Punti di vista sul baseball in Italia

 

 
     
 

 

martedì 5 ottobre 2004

Un patto mica tanto chiaro

Con la scadenza dei termini per l’invio delle candidature, cominciano a calare i primi veli sul chi e sul cosa il mondo del baseball e del softball sarà chiamato a votare il prossimo 24 ottobre.

La prima sortita ufficiale è stata ancora del tandem Antolini-Sforza, che ha lanciato la candidatura a presidente di Pasquale Donato, giornalista politico, ex-assessore regionale per il turismo e per lo sport del Lazio (che non si sa, dalla nota di presentazione, quali frequentazioni abbia avuto col baseball)

Il fatto che, dopo un candidato “bruciato” nel giro di 24 ore, e uno - altrettanto noto - sfumato, la cordata anti-Fraccari abbia continuato a puntare su un personaggio esterno al movimento non capisco ancora come debba andare letta, esattamente. Al momento, a me sembra più una palla al piede che altro, ragionando in termini di voti. E, in definitiva, a qualunque elezione i voti non sono un dettaglio.

Non mi pare che oggi il nostro mondo sia disposto a firmare cambiali in bianco a chi viene da fuori. Lo potrebbe essere se la sfida, di qui all’assemblea, diventasse veramente su programmi diversi.

Più o meno in contemporanea con l’annuncio della candidatura per la presidenza ha preso a girare fra gli addetti ai lavori una bozza di programma “aperto”, a questa collegata, sotto l’insegna “Patti chiari”. Troppo bozza però e troppo aperta.

Il bell’impegno a dimettersi se non saranno avviati tutti i punti del programma e realizzato il 70 % entro due anni, eleggibilità al massimo per due legislature per tutti, incompatibilità fra carica di presidente di società di A e quella di consigliere federale (che credo francamente sia una limitazione improponibile da un punto di vista giuridico, e inutile su un piano pratico, perchè per fare i propri interessi si può benissimo far eleggere il segretario).

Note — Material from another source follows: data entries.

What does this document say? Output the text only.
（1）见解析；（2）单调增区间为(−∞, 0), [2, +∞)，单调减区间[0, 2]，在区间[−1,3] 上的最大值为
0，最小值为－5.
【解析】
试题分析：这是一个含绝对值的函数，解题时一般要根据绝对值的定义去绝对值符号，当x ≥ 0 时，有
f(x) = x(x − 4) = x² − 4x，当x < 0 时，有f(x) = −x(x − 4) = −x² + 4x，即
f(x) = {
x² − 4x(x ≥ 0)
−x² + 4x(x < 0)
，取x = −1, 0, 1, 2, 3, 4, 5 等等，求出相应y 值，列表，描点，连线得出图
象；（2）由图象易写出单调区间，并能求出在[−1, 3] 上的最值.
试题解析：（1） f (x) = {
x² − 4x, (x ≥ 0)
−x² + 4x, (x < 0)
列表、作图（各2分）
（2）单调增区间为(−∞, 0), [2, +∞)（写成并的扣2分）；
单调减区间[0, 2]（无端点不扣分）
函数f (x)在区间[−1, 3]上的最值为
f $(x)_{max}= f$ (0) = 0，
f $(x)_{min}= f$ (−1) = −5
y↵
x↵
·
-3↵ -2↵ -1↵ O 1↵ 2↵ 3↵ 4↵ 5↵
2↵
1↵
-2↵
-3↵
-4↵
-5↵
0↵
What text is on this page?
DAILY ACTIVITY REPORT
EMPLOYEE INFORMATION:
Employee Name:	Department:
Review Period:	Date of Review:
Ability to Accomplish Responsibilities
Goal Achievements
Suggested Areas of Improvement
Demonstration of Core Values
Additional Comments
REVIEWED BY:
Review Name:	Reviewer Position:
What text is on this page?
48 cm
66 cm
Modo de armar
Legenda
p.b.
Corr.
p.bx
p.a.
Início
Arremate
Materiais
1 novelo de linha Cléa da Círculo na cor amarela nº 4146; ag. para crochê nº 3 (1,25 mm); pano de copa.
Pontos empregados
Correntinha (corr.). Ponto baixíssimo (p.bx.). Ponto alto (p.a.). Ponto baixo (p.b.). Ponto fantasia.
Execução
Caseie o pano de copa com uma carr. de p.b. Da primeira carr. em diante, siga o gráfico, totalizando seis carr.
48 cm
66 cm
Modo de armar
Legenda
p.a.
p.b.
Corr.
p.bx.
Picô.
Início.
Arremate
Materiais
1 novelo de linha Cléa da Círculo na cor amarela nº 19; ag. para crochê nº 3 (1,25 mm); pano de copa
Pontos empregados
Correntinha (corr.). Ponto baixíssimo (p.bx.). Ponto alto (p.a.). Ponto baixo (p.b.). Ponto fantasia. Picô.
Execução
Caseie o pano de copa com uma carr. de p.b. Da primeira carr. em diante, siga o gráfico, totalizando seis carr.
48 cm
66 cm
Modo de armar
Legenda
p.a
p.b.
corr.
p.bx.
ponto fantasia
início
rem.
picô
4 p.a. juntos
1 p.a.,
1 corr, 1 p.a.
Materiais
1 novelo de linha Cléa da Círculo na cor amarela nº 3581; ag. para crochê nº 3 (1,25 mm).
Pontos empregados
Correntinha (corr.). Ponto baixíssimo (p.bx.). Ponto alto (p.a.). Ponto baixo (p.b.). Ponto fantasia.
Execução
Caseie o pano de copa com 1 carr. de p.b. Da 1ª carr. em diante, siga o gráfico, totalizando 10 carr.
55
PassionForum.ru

Poi. La bella proposta di dare pubblicità alle delibere del consiglio federale e di presidenza. Riduzione delle diarie e dei soggiorni. Maggiori risorse e poteri alle regioni. Nazionale ragazzi per fascia di età e non per zone geografiche. Incentivi per le società che investono sul settore giovanile.

Tutte belle cose (meno l’ormai solita solfa della Lega, che io continuo a sostenere che non è la federazione ma sono i club a doverla fare), però non sarà su questo, credo, che si può pensare di combattere.

Tuttavia sono tre i punti che, a mio avviso, potrebbero fare la differenza, al momento di depositare le schede nell’urna, al di là degli schieramenti precostituiti. Svincolo, nazionale e riforma dei campionati.

Su questo il programma di “Patti chiari” glissa. Rendere la Nazionale un bene comune ed utilizzarla per il movimento come strumento di Marketing. Commissione di studio composta dai presidenti regionali e nr.2 rappresentanti di società per cadauna regione per regolamentazione parametrizzazione valori di vincolo e svincolo per gli atleti minori (tenendo presente comunque le indicazioni CONI). Riorganizzazione dei campionati di A1 e A2 in modo che possano essere tecnicamente individuati sullo stesso livello. Tre frasi che vogliono dire poco più di nulla.

Sono tre cose su cui, anche se in assenza di un programma scritto, ci pare che l’attuale presidente Fraccari abbia già detto di più. Nel bene o nel male. Anche se lui pure, sull’argomento vincolo e campionati, ha tenuto a precisarmi proprio oggi che “saranno decisioni che dovranno esser prese assieme alle società e agli interessati”.

Ma porca trota! E’ tanto difficile dire: se sarò eletto, il mio svincolo sarà così, la mia nazionale sarà cosà, i miei campionati saranno cosò? Io il primo dei due gruppi che ha il coraggio di farlo prometto che lo voto!